More than 100,000 students from over 150 schools have participated in the survey, according to challengesuccess.org.
Additionally, the administration is planning on initiating some late start days next school year, as well as experimenting with different types of schedules, including a block schedule.
Prefect Council seniors initiated a mental health committee, which consists of Prefects and Peer Support leaders Sarah Conway ’18, Eli Timoner ’18 and Prefect Princie Kim ’18.
“Being a Peer Support leader, I’ve definitely been on the side of helping kids get through their mental health issues when they come up, but I think [Prefect Council’s] biggest concerns were that there isn’t enough mental infrastructure at the school and enough things put in place to protect students’ mental health,” Timoner said.
The committee’s main focuses are currently mitigating workload problems, working with the administration on a potential late start policy and addressing student nicotine addiction, Head Prefect Julia Cosgrove ’18 said.

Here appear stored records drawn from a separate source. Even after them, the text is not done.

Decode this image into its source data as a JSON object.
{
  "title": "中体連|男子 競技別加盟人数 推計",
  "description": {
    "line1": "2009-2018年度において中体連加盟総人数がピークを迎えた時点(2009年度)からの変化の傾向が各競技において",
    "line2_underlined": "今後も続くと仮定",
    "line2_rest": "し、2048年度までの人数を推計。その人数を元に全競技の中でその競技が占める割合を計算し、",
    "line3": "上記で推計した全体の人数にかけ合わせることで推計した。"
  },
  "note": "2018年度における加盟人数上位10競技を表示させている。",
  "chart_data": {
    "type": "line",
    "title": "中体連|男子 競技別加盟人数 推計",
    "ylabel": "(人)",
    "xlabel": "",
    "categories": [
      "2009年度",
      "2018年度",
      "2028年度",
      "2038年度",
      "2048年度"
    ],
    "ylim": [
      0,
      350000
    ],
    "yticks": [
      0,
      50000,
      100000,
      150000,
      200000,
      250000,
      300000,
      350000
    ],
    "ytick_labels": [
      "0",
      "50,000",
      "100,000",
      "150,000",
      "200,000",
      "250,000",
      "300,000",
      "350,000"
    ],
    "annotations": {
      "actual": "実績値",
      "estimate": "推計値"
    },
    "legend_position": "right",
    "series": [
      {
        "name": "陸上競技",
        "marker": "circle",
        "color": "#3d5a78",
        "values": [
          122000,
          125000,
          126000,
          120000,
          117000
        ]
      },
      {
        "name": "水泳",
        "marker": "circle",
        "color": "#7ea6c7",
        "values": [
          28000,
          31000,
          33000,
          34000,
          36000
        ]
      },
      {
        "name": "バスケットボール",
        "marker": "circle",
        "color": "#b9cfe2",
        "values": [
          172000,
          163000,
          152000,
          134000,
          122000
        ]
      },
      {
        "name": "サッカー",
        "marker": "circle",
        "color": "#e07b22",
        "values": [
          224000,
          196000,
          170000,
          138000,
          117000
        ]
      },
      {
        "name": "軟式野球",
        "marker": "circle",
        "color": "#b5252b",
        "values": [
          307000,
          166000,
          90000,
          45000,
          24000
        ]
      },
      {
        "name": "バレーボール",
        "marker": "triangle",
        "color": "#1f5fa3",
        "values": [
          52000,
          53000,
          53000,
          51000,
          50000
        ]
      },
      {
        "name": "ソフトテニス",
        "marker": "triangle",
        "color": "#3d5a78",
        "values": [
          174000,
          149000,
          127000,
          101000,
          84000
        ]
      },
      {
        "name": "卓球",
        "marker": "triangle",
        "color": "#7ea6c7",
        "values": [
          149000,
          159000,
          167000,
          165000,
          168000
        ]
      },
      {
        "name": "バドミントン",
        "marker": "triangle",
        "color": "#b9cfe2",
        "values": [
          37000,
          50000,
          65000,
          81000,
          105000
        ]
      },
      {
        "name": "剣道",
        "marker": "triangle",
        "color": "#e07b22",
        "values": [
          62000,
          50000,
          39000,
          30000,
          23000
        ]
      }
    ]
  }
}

They hope to change the current testing policy, in which students can reschedule assessments if three or more fall on the same day, to a system where students can reschedule an assignment to a later week if they have four or more “big assignments” in a week, Timoner said. In handling student nicotine addiction, Timoner said Prefect Council aims to ensure students will receive help instead of punishment.
Looking ahead to the long-term mental health initiatives, Ross emphasized the importance of thoroughly examining the school environment.
“We want to make sure students understand what the resources are, who’s on campus and what they can do if they’re worried about a friend,” Ross said. “At the same time, it’s deeper. What is it in these competitive environments that can make kids feel less than or feel like they’re not enough? That’s the feeling that can trigger someone who has depression, other [mental health issues] or not. We want to make sure we’re looking deeper.”